Purpose: Persistent air leak (PAL) is associated with increased morbidity. Standard treatment of PAL includes chemical or mechanical pleurodesis. Long-term impact of these interventions is not known in the pediatric population. Autologous blood patch (ABP) offers a novel treatment option. We report our experience with autologous blood patch to successfully treat PAL in eight children.
Methods: Children with PAL were treated with ABP. A fresh whole blood sample was obtained from each patient and injected via their pre-existing chest tube. Volume of blood injected, time to cessation of air leak, time to chest tube removal, outcomes and complications were reviewed.
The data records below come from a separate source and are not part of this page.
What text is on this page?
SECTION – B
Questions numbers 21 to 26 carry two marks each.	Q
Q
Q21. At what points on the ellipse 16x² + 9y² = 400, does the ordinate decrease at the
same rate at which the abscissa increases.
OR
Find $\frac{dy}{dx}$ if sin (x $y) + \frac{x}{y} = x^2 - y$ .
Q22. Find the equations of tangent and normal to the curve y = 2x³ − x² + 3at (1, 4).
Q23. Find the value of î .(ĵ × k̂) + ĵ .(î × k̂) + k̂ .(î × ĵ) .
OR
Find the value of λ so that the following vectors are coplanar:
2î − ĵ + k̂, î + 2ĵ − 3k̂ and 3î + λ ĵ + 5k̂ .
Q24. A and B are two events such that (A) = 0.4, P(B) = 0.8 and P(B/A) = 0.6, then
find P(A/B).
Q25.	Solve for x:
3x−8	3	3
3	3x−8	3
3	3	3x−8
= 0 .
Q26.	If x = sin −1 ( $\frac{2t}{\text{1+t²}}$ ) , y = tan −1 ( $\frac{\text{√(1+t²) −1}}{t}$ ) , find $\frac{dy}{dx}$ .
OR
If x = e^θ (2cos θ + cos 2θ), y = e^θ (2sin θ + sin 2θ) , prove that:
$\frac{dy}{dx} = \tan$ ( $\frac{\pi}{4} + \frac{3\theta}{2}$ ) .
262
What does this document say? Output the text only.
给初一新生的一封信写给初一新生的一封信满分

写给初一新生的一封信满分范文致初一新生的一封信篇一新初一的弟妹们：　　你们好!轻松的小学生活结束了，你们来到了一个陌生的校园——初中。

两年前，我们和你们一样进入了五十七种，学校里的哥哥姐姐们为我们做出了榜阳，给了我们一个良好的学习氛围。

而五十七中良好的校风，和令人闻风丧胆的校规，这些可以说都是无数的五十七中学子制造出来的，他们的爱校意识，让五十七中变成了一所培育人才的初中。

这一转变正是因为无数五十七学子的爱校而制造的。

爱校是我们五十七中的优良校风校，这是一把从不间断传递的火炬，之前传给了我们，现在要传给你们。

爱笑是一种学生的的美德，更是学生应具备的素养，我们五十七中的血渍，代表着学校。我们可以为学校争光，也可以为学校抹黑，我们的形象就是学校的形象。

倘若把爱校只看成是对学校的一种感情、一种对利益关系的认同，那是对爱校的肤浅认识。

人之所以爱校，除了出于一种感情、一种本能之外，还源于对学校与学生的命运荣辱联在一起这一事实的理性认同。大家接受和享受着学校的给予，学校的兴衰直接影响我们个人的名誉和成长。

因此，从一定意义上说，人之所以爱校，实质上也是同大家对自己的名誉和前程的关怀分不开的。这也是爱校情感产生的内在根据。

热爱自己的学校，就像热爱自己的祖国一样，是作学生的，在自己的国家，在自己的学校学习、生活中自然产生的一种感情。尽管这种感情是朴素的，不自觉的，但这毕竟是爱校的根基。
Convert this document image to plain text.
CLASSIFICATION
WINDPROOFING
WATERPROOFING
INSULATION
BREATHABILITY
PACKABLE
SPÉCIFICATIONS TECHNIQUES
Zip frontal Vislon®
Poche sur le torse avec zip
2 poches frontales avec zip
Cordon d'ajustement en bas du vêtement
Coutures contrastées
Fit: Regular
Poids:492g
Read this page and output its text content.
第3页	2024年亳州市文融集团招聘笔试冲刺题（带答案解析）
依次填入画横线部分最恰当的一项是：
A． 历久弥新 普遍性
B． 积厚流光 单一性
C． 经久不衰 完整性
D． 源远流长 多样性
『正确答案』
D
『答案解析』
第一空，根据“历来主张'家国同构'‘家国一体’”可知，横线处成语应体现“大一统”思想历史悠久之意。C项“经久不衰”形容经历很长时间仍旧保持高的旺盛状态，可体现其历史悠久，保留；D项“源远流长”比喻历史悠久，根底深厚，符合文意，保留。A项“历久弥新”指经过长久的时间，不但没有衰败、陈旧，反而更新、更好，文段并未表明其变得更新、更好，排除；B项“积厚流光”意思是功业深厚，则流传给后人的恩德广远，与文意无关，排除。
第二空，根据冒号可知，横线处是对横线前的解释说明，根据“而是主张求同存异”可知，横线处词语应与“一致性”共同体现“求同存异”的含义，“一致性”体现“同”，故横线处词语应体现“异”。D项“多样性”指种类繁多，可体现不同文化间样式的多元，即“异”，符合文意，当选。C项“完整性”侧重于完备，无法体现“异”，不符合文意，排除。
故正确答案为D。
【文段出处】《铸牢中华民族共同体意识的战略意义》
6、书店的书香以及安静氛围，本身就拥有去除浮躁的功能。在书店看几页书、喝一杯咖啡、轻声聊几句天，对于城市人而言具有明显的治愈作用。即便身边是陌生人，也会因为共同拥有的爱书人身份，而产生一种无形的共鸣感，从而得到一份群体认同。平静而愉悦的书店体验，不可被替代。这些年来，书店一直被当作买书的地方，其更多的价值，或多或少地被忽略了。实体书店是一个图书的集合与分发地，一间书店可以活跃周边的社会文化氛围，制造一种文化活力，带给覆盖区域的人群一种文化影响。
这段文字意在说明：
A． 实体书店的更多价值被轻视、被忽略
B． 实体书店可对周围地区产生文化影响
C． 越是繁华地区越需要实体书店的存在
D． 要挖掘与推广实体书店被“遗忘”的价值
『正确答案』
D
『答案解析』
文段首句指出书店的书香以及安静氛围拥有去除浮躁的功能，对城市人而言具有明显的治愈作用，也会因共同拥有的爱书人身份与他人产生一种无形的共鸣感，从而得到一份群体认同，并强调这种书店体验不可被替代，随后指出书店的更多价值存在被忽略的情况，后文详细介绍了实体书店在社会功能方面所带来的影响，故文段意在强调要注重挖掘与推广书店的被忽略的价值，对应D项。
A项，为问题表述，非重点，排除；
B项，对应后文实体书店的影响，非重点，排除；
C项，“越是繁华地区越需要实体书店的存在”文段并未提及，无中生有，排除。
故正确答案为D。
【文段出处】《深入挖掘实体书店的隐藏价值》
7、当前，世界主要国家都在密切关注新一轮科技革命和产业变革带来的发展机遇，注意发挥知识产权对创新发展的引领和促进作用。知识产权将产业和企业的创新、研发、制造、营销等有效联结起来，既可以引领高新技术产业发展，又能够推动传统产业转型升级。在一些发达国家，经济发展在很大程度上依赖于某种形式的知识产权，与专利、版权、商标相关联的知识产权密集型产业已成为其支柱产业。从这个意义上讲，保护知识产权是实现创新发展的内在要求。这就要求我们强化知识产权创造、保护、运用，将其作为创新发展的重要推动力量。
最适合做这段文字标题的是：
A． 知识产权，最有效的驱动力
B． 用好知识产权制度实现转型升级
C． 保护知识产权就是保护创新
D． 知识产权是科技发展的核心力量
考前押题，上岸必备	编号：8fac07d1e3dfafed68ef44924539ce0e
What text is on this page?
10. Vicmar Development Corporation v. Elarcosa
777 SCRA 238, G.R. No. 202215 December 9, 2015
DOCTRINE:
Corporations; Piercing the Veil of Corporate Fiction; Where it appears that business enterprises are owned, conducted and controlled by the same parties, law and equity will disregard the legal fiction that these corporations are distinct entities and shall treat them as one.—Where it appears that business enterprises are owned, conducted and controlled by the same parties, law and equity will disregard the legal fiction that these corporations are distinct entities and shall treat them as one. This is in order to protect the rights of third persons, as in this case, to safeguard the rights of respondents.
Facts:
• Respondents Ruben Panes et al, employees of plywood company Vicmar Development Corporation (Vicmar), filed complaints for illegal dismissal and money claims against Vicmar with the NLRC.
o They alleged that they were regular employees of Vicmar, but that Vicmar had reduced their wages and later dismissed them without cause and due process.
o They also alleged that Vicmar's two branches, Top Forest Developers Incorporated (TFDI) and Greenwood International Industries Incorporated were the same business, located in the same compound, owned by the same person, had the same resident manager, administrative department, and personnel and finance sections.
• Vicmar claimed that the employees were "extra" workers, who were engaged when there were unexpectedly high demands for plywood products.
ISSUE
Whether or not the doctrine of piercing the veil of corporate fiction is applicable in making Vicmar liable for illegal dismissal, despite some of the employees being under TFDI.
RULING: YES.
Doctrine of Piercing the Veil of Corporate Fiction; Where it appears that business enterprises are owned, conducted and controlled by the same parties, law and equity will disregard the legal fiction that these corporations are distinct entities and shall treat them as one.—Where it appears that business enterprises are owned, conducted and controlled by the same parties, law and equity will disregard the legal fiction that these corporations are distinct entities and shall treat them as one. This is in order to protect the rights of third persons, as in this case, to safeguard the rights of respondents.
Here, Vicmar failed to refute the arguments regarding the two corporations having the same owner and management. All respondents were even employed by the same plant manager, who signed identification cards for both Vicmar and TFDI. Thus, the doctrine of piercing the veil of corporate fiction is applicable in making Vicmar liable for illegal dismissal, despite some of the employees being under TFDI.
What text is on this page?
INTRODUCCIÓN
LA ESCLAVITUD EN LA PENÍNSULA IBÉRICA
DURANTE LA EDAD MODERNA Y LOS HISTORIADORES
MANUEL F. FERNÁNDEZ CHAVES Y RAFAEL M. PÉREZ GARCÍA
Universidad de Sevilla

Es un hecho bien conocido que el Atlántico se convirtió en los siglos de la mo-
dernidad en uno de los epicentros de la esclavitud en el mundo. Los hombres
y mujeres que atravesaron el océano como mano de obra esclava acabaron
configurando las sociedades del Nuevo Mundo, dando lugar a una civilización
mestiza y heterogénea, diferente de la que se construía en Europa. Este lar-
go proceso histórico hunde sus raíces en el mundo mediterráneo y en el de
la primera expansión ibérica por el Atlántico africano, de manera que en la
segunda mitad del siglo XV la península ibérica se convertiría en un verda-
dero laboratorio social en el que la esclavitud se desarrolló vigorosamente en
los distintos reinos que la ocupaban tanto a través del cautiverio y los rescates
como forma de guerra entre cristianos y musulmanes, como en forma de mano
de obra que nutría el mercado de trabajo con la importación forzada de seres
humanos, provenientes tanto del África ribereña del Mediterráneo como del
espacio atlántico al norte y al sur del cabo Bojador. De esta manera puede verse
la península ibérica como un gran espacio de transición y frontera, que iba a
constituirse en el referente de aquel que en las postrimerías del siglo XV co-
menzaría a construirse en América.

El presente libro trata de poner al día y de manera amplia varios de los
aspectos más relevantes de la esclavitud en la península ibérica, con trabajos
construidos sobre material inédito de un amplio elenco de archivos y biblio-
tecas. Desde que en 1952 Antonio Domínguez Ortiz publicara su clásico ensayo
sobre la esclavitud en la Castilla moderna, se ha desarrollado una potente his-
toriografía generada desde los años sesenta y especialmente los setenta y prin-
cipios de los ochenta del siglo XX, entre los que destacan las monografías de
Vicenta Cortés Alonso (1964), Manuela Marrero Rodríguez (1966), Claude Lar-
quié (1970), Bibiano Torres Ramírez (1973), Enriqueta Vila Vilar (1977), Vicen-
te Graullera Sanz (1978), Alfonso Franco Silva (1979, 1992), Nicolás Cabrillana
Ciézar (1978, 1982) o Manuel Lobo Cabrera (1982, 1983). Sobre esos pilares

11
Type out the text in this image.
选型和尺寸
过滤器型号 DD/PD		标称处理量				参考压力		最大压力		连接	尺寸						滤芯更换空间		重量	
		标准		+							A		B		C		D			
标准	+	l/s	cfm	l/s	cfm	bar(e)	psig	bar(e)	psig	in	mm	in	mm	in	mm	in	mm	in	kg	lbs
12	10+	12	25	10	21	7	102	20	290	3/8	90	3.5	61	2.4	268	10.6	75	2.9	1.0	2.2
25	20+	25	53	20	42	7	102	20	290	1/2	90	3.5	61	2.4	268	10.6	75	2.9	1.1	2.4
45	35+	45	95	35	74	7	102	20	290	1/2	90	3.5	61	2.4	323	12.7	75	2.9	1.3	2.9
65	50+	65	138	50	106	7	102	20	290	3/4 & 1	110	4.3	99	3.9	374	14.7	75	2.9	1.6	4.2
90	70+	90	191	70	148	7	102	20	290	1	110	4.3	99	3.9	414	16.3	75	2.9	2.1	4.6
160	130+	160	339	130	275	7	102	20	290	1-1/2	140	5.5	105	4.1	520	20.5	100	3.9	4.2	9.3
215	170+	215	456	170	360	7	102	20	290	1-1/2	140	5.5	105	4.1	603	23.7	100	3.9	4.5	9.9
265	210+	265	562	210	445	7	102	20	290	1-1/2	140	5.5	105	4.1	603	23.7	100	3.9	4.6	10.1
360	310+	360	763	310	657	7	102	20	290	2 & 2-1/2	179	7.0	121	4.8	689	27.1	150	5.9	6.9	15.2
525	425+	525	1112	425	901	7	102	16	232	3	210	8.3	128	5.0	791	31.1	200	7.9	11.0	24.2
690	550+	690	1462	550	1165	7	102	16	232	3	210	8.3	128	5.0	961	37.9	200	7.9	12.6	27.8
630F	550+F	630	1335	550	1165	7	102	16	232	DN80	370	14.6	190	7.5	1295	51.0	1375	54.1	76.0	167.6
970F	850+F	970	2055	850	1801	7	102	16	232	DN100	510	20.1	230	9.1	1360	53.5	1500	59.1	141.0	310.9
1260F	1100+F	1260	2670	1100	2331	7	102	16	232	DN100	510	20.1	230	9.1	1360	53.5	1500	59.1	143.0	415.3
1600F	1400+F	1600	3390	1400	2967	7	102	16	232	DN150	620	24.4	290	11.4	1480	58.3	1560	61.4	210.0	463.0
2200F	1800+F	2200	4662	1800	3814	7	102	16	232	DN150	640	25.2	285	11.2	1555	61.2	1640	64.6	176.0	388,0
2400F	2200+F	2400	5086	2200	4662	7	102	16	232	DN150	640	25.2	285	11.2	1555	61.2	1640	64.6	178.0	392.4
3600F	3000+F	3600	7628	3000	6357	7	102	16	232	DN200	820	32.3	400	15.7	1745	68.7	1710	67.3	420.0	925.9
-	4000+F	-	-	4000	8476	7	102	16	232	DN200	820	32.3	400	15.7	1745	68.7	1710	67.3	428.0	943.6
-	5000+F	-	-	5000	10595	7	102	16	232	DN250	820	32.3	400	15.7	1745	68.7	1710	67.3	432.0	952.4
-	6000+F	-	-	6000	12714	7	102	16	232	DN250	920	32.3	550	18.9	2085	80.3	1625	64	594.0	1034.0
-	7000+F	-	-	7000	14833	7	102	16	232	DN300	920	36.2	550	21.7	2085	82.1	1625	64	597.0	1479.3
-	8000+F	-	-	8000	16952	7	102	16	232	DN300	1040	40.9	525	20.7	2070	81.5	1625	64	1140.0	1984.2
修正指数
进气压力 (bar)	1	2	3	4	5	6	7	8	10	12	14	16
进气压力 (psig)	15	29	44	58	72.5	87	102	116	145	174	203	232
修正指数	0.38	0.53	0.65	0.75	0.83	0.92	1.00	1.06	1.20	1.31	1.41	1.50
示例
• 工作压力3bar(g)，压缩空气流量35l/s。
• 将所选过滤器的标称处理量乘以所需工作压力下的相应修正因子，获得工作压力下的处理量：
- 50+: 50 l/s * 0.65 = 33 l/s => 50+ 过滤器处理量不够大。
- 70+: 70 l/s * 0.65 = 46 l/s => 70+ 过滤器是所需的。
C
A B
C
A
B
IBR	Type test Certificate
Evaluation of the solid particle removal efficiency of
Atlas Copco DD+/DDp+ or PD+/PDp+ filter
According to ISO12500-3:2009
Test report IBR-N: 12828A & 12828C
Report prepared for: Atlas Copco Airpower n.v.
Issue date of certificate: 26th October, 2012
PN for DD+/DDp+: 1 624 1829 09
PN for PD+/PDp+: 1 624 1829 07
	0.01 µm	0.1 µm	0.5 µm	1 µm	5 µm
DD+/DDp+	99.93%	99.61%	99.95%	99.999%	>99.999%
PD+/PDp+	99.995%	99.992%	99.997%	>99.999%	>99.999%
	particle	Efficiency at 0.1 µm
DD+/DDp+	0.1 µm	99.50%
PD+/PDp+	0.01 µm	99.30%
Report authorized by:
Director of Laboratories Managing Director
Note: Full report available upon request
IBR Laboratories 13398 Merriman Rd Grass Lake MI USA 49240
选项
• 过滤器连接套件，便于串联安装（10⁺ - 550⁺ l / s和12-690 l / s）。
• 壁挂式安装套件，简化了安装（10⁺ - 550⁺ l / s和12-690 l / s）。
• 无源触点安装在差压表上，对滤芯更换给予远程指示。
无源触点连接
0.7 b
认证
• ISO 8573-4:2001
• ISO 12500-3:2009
Results: Eight children aged 2 months to 18 years underwent ABP. Three children had immediate seal of air leak, while two patients sealed after 1 and 2 days. Three patients required a second ABP, after which they had immediate seal of air leak. Chest tubes were removed within 2-3 days in 7 cases. One child developed an asymptomatic pneumothorax and required 8 days for radiographic resolution.
Conclusion: ABP appears to be a safe and effective treatment option for PAL in children. ABP offers an inexpensive, easy to perform technique and avoids use of toxic chemicals for pleurodesis in pediatric patients.
Keywords: ABP; Autologous blood patch; PAL; Pediatric; Persistent air leak; autologous blood patch; persistent air leak.